Не сетуя на недостаток комфорта и однообразие стола, Шура Бенуа и его любимый племянник (сын сестры Екатерины, который был всего лет на пять моложе своего дяди) упорно занимались живописью. От этого любимого (но вполне каторжного) занятия их могли оторвать лишь паломничество к каким-нибудь выдающимся бретонским шедеврам искусства и природы или приезд нежданных гостей.

Гости не заставили себя ждать. В середине лета того же 1897 г. на финистерский берег пожаловал с дружеским, но прежде всего – деловым визитом Сергей Павлович Дягилев. Визит «самого Дягилева» в бретонскую деревушку, где не было даже лавки, а в домишке, снятом семьей Бенуа, не было свободной комнатки, привел все семейство в ужасное волнение.

«Мы почти исключительно питались картофелем, рисом, тогда как даже рыба была редкостью, – пишет Бенуа, – Как тут было угодить такому требовательному и привычному к отельному обилию человеку, как Сережа?.. попал он к нам на пути из Швеции, Дании и Норвегии… а от нас он собирался в Дьепп, где он хотел… встретиться с Оскаром Уайльдом (уже отбывшим свое наказание) и с Бердели».

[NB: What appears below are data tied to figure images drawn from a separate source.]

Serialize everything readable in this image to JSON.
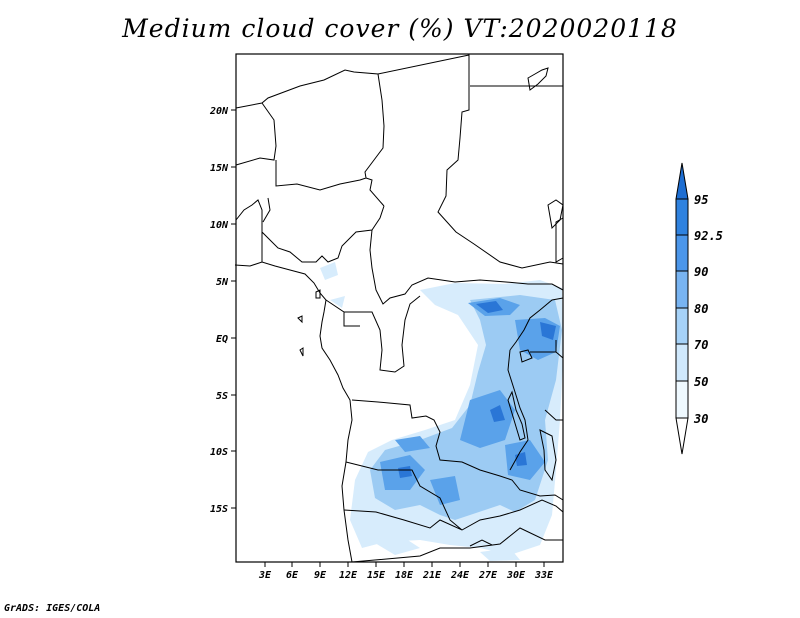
{
  "title": "Medium cloud cover (%) VT:2020020118",
  "credit": "GrADS: IGES/COLA",
  "map": {
    "lat_labels": [
      "20N",
      "15N",
      "10N",
      "5N",
      "EQ",
      "5S",
      "10S",
      "15S"
    ],
    "lon_labels": [
      "3E",
      "6E",
      "9E",
      "12E",
      "15E",
      "18E",
      "21E",
      "24E",
      "27E",
      "30E",
      "33E"
    ]
  },
  "colorbar": {
    "labels": [
      "95",
      "92.5",
      "90",
      "80",
      "70",
      "50",
      "30"
    ],
    "colors": [
      "#1e6ed2",
      "#2f82df",
      "#4b96ea",
      "#78b4f2",
      "#a6d2f8",
      "#cfe8fc",
      "#eff9ff"
    ]
  },
  "field_colors": {
    "light": "#d7ecfc",
    "mid": "#9ccbf3",
    "strong": "#5aa2ea",
    "deep": "#2a76d6"
  }
}
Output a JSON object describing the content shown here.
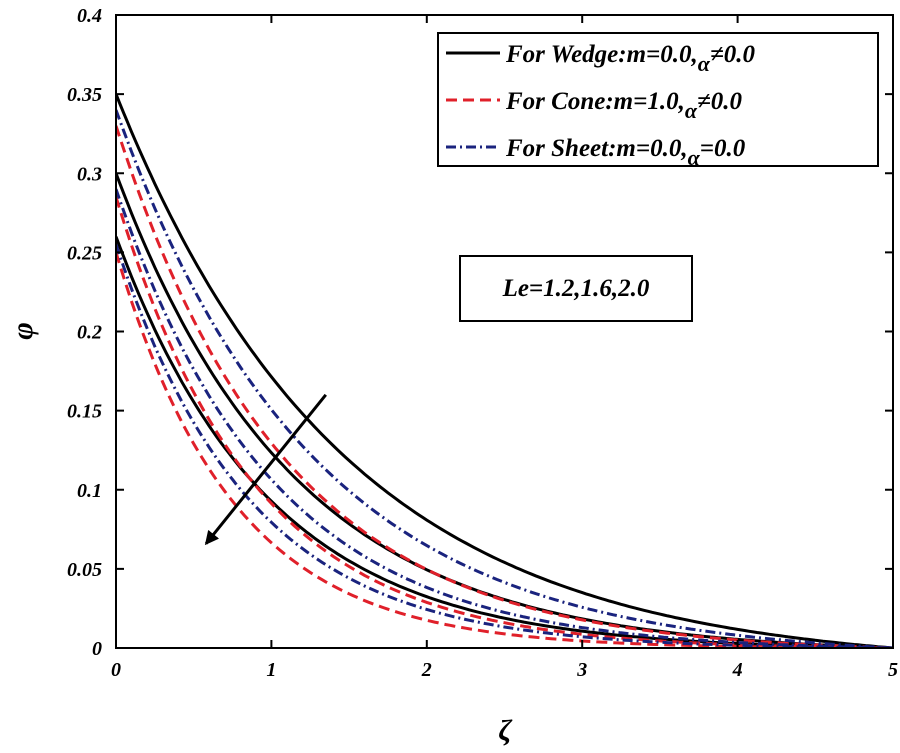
{
  "chart_data": {
    "type": "line",
    "xlabel": "ζ",
    "ylabel": "φ",
    "xlim": [
      0,
      5
    ],
    "ylim": [
      0,
      0.4
    ],
    "x_ticks": [
      0,
      1,
      2,
      3,
      4,
      5
    ],
    "y_ticks": [
      0,
      0.05,
      0.1,
      0.15,
      0.2,
      0.25,
      0.3,
      0.35,
      0.4
    ],
    "x_tick_labels": [
      "0",
      "1",
      "2",
      "3",
      "4",
      "5"
    ],
    "y_tick_labels": [
      "0",
      "0.05",
      "0.1",
      "0.15",
      "0.2",
      "0.25",
      "0.3",
      "0.35",
      "0.4"
    ],
    "grid": false,
    "legend_position": "top-right",
    "legend": [
      {
        "key": "wedge",
        "prefix": "For Wedge:m=0.0,",
        "alpha": "α",
        "suffix": "≠0.0",
        "color": "#000000",
        "style": "solid"
      },
      {
        "key": "cone",
        "prefix": "For Cone:m=1.0,",
        "alpha": "α",
        "suffix": "≠0.0",
        "color": "#e0202a",
        "style": "dashed"
      },
      {
        "key": "sheet",
        "prefix": "For Sheet:m=0.0,",
        "alpha": "α",
        "suffix": "=0.0",
        "color": "#1a237e",
        "style": "dashdot"
      }
    ],
    "annotation": {
      "text": "Le=1.2,1.6,2.0",
      "arrow_from": [
        1.35,
        0.16
      ],
      "arrow_to": [
        0.58,
        0.066
      ]
    },
    "series": [
      {
        "name": "For Wedge, Le=1.2",
        "group": "wedge",
        "style": "solid",
        "color": "#000000",
        "y0": 0.35,
        "k": 0.68
      },
      {
        "name": "For Wedge, Le=1.6",
        "group": "wedge",
        "style": "solid",
        "color": "#000000",
        "y0": 0.3,
        "k": 0.87
      },
      {
        "name": "For Wedge, Le=2.0",
        "group": "wedge",
        "style": "solid",
        "color": "#000000",
        "y0": 0.26,
        "k": 1.02
      },
      {
        "name": "For Cone, Le=1.2",
        "group": "cone",
        "style": "dashed",
        "color": "#e0202a",
        "y0": 0.33,
        "k": 0.92
      },
      {
        "name": "For Cone, Le=1.6",
        "group": "cone",
        "style": "dashed",
        "color": "#e0202a",
        "y0": 0.285,
        "k": 1.13
      },
      {
        "name": "For Cone, Le=2.0",
        "group": "cone",
        "style": "dashed",
        "color": "#e0202a",
        "y0": 0.25,
        "k": 1.32
      },
      {
        "name": "For Sheet, Le=1.2",
        "group": "sheet",
        "style": "dashdot",
        "color": "#1a237e",
        "y0": 0.34,
        "k": 0.79
      },
      {
        "name": "For Sheet, Le=1.6",
        "group": "sheet",
        "style": "dashdot",
        "color": "#1a237e",
        "y0": 0.29,
        "k": 0.99
      },
      {
        "name": "For Sheet, Le=2.0",
        "group": "sheet",
        "style": "dashdot",
        "color": "#1a237e",
        "y0": 0.255,
        "k": 1.16
      }
    ]
  }
}
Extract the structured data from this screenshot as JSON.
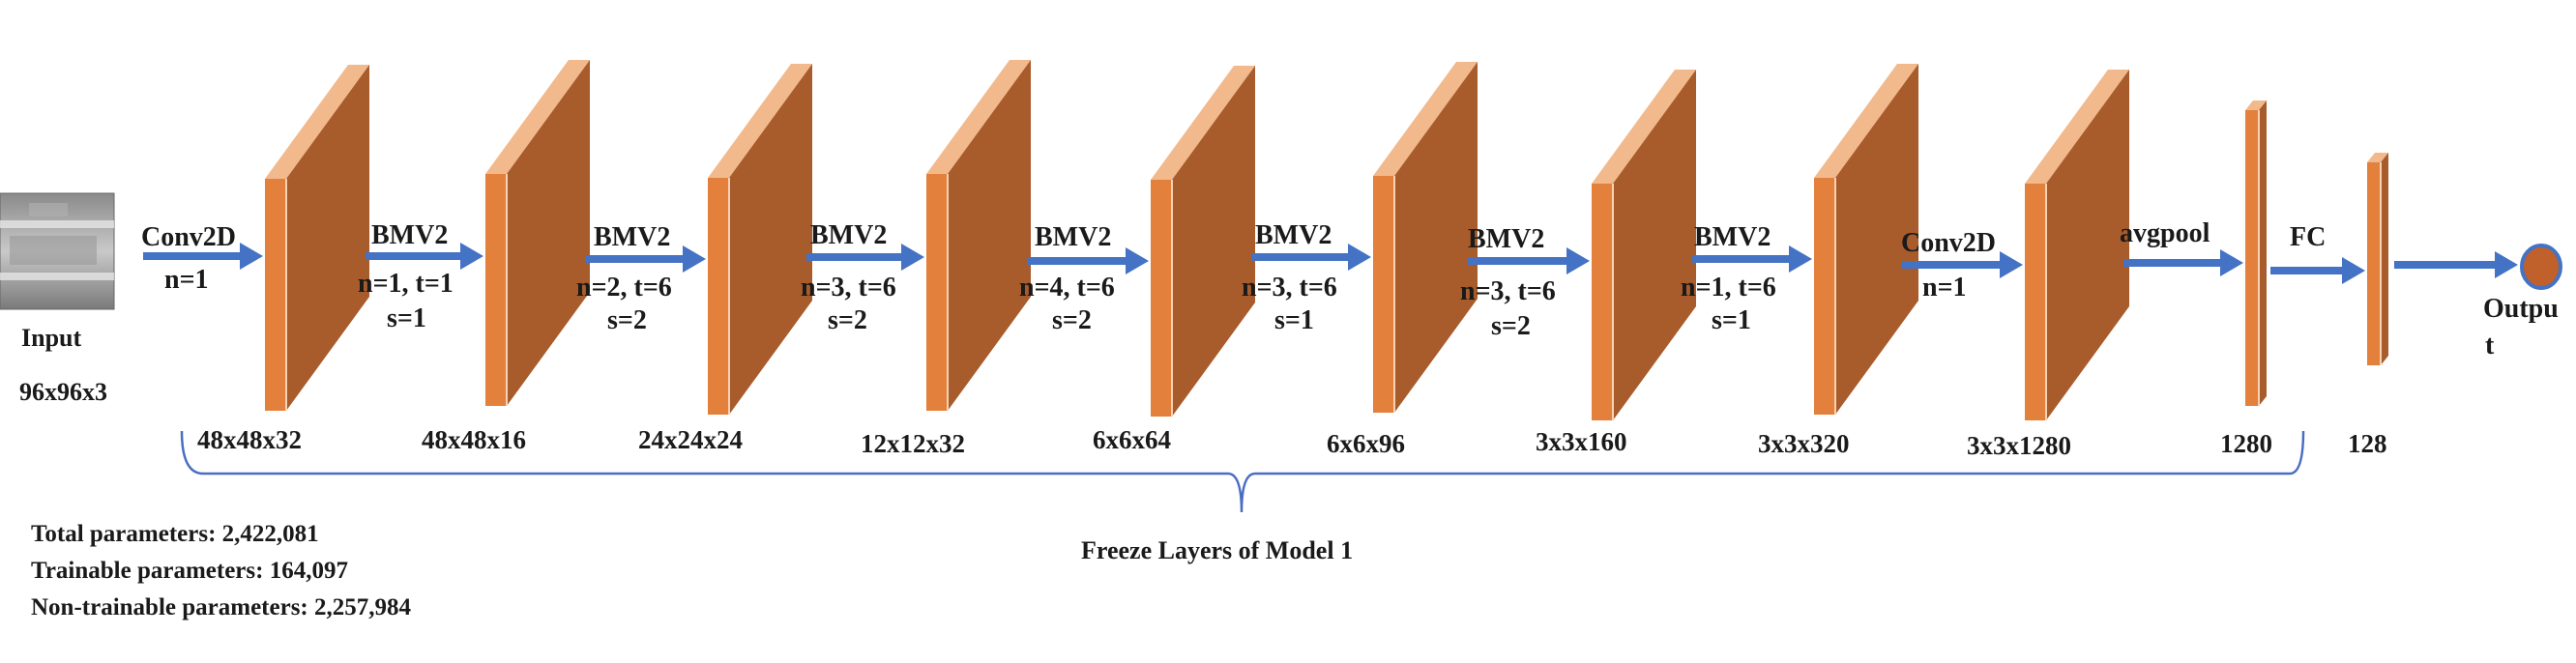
{
  "colors": {
    "arrow": "#4472C4",
    "layer_front": "#E2803C",
    "layer_side": "#A85B2B",
    "layer_edge": "#F2B98C",
    "output_node": "#C0602A",
    "brace": "#4A6DC4"
  },
  "input": {
    "title": "Input",
    "dims": "96x96x3"
  },
  "operations": [
    {
      "name": "Conv2D",
      "line1": "n=1",
      "line2": ""
    },
    {
      "name": "BMV2",
      "line1": "n=1, t=1",
      "line2": "s=1"
    },
    {
      "name": "BMV2",
      "line1": "n=2, t=6",
      "line2": "s=2"
    },
    {
      "name": "BMV2",
      "line1": "n=3, t=6",
      "line2": "s=2"
    },
    {
      "name": "BMV2",
      "line1": "n=4, t=6",
      "line2": "s=2"
    },
    {
      "name": "BMV2",
      "line1": "n=3, t=6",
      "line2": "s=1"
    },
    {
      "name": "BMV2",
      "line1": "n=3, t=6",
      "line2": "s=2"
    },
    {
      "name": "BMV2",
      "line1": "n=1, t=6",
      "line2": "s=1"
    },
    {
      "name": "Conv2D",
      "line1": "n=1",
      "line2": ""
    },
    {
      "name": "avgpool",
      "line1": "",
      "line2": ""
    },
    {
      "name": "FC",
      "line1": "",
      "line2": ""
    }
  ],
  "layers": [
    {
      "dims": "48x48x32"
    },
    {
      "dims": "48x48x16"
    },
    {
      "dims": "24x24x24"
    },
    {
      "dims": "12x12x32"
    },
    {
      "dims": "6x6x64"
    },
    {
      "dims": "6x6x96"
    },
    {
      "dims": "3x3x160"
    },
    {
      "dims": "3x3x320"
    },
    {
      "dims": "3x3x1280"
    },
    {
      "dims": "1280"
    },
    {
      "dims": "128"
    }
  ],
  "output": {
    "line1": "Outpu",
    "line2": "t"
  },
  "brace_label": "Freeze Layers of Model 1",
  "parameters": {
    "total": "Total parameters: 2,422,081",
    "trainable": "Trainable parameters: 164,097",
    "non_trainable": "Non-trainable parameters: 2,257,984"
  }
}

Но волнения оказались напрасными. Знатный путешественник Дягилев «как будто остался доволен» своим пребыванием в деревенском отельчике. С робостью показал Бенуа Дягилеву свои новые работы и работы Жени Лансере, которые у них уже накопились к середине лета. И эти работы, хотя и не вполне законченные, понравились Дягилеву, который вообще любил работы спонтанные, не законченные, еще не отделанные, не прошедшие контроля разума. «Эти хвалы Сережи, – пишет Бенуа, – были мне чрезвычайно приятны, что, между прочим, доказывает, какую авторитетность этот «вчерашний мой ученик» приобрел даже во мнении своего ментора».

Последняя фраза Бенуа может озадачить читателя, забывшего удивительную историю Диминого «родственника из провинции и «вчерашнего ученика» Бенуа. Так что, думается, самое нам время рассказать о том, как превратился пермский гимназист не только в «требовательного и привычного к отельному обилию человека», но и в крупного авторитета в области живописи, перед которым трепещет 27-летний искусствовед и художник Шура Бенуа.

Сергей Дягилев появился в Петербурге у своего родственника Д. Философова, а потом и в кружке Бенуа всего лет семь тому назад (осенью 1890 г.), едва успев закончить гимназию в далекой Перми. Был он на два года моложе Шуры Бенуа, но в сравнении с уровнем «пиквикианцев» был довольно слабо еще образован и начитан в искусстве (недаром же Бенуа называет его своим «вчерашним учеником»).